Fig. 4: Biophysical characteristics underlying the anchor function of PQBP5.

a Purified PQBP5, nucleolin, and fibrillarin proteins were fluorescently labeled at different wavelengths, and the frequency and size of droplets were investigated in the absence or presence of ribosomal RNA. The lower graphs show quantitative analyses of eight chips (observed area 100 μm × 100 μm). The right agar gel confirms the quality of ribosomal RNA after purification. In the absence of RNA (left panels and graphs), small numbers of PQBP5 droplets were observed 6 and 9 h after mixing the fluorescent protein with buffer.

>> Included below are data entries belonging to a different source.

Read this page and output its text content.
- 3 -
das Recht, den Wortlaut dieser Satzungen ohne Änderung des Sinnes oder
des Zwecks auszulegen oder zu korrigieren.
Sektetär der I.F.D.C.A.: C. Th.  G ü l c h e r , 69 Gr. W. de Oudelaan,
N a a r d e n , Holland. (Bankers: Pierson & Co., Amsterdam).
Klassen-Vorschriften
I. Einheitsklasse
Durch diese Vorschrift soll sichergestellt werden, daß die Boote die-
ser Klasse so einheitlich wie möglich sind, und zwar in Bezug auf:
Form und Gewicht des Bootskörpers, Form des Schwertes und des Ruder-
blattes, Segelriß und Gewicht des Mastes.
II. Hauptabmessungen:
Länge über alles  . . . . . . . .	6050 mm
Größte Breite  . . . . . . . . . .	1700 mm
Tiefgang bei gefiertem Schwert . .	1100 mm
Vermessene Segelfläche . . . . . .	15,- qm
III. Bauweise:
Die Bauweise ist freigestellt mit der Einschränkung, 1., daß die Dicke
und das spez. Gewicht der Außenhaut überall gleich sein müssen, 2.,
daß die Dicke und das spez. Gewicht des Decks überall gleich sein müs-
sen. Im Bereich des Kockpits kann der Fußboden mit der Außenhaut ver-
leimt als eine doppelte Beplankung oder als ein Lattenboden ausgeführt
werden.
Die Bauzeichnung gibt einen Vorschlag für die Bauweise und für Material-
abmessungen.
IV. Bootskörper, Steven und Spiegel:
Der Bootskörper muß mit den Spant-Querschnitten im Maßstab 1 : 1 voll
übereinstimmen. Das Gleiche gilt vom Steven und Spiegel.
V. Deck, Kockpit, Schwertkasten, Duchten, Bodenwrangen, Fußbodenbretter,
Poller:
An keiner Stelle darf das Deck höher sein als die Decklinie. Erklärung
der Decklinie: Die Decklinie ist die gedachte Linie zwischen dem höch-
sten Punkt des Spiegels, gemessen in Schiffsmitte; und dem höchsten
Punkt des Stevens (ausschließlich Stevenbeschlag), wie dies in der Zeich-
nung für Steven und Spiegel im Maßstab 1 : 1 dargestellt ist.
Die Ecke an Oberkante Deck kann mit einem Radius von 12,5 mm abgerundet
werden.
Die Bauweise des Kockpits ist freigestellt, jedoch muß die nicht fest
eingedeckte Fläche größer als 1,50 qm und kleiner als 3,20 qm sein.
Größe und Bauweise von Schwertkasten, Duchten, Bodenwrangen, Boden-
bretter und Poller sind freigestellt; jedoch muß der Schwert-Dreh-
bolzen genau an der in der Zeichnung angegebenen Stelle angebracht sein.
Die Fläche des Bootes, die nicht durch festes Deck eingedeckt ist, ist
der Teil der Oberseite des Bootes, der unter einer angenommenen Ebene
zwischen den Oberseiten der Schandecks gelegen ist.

A few fibrillarin droplets were observed at 3 and 6 h, whereas no nucleolin droplets were detected. In the presence of RNA (right panels and graphs), PQBP5 droplets appeared immediately after mixing, with the number peaking at 3 hours, and the sizes continuing to increase for up to 9 h. The number and size of fibrillarin droplets both peaked at 3 h, but these droplets disappeared thereafter. A few nucleolin droplets were observed only at 3 h. Data are presented as mean values ± SEM. b Mixtures of two nucleolar proteins under isotonic conditions. Neither PQBP5 nor fibrillarin cooperatively formed droplets with nucleolin (left and middle panels), whereas PQBP5 and fibrillarin formed droplets cooperatively (right panels). The similar experiment was repeated more than five times. c Formation of co-droplets by the three nucleolar proteins. Initially, PQBP5 and nucleolin surrounded fibrillarin, but their lamellar relationship was reversed at 3 h. The similar experiment was repeated more than five times. d Effect of osmolarity on droplet formation by the three nucleolar proteins. PQBP5 droplets were most resistant to changes in osmolarity. Fibrillarin droplets did not form under hypertonic and hypotonic conditions, whereas few nucleolin droplets were observed under all conditions. The similar experiment was repeated more than five times.